On a judicial level, the question of drug legalization comes down to
whether we should legalize destructive behavior. With respect to the
individual, society at large and the environment, American
jurisprudence has run in the opposite direction. Americans have
decided that people do not have a right to ride motorcycles without
wearing helmets, drive cars without using seat belts, pollute the
environment at will, or endanger the self and others by refusing
vaccination or similar life-saving health measures. In general, our
laws indicate that self-destructive activity should not be permitted
or condoned. Drug consumption damages the brain, which in turn
produces other forms of destructive behavior. U.S. law does not grant
people the right to destroy themselves or others. Addictive drugs were
criminalized because they are harmful; they are not harmful because
they were criminalized.

The writer is director of the Office of National Drug Control



Drug czar Barry McCaffrey observes that despite the “pejorative
connotations” attached to the term “drug legalization”, one-quarter of
Americans– or 68.1 million citizens-would favor legalization. Of
course, reform advocates don’t want “legalization” as commonly
understood; we desire a regulated market like the liquor and tobacco
markets, not an unregulated free-for-all.
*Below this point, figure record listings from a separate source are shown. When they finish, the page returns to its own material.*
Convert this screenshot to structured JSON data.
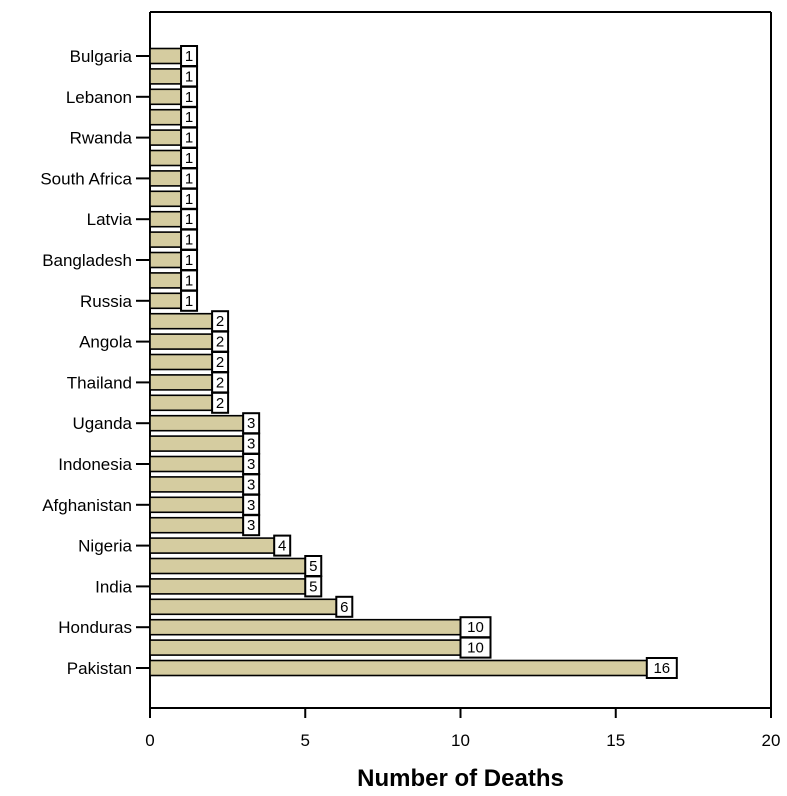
{
  "chart_data": {
    "type": "bar",
    "orientation": "horizontal",
    "title": "",
    "xlabel": "Number of Deaths",
    "ylabel": "",
    "xlim": [
      0,
      20
    ],
    "xticks": [
      0,
      5,
      10,
      15,
      20
    ],
    "grid": false,
    "legend": "none",
    "bar_color": "#d5cca0",
    "rows": [
      {
        "label": "Bulgaria",
        "value": 1
      },
      {
        "label": "",
        "value": 1
      },
      {
        "label": "Lebanon",
        "value": 1
      },
      {
        "label": "",
        "value": 1
      },
      {
        "label": "Rwanda",
        "value": 1
      },
      {
        "label": "",
        "value": 1
      },
      {
        "label": "South Africa",
        "value": 1
      },
      {
        "label": "",
        "value": 1
      },
      {
        "label": "Latvia",
        "value": 1
      },
      {
        "label": "",
        "value": 1
      },
      {
        "label": "Bangladesh",
        "value": 1
      },
      {
        "label": "",
        "value": 1
      },
      {
        "label": "Russia",
        "value": 1
      },
      {
        "label": "",
        "value": 2
      },
      {
        "label": "Angola",
        "value": 2
      },
      {
        "label": "",
        "value": 2
      },
      {
        "label": "Thailand",
        "value": 2
      },
      {
        "label": "",
        "value": 2
      },
      {
        "label": "Uganda",
        "value": 3
      },
      {
        "label": "",
        "value": 3
      },
      {
        "label": "Indonesia",
        "value": 3
      },
      {
        "label": "",
        "value": 3
      },
      {
        "label": "Afghanistan",
        "value": 3
      },
      {
        "label": "",
        "value": 3
      },
      {
        "label": "Nigeria",
        "value": 4
      },
      {
        "label": "",
        "value": 5
      },
      {
        "label": "India",
        "value": 5
      },
      {
        "label": "",
        "value": 6
      },
      {
        "label": "Honduras",
        "value": 10
      },
      {
        "label": "",
        "value": 10
      },
      {
        "label": "Pakistan",
        "value": 16
      }
    ]
  }
}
Unfortunately, the dangers
of a completely uncontrolled market are exactly what current drug
policies deliver most effectively.

McCaffrey claims that drugs are illegal because they are harmful, not
vice versa. This claim runs counter to every lesson America learned
from alcohol Prohibition. During that “Noble Experiment”, deaths from
poisoned liquor skyrocketed, cities were controlled by bootlegger
gangs, and children had equal access to liquor (because dealers never
ask for ID). The parallels to our Drug War are hard to miss;
consider, especially, the fact that kids can generally get
(unregulated) marijuana more easily than (regulated) alcohol.

Prohibition was well-intentioned, but law enforcement is the wrong
tool for solving a social and health problem. Regulated markets and
treatment on demand are significantly more effective.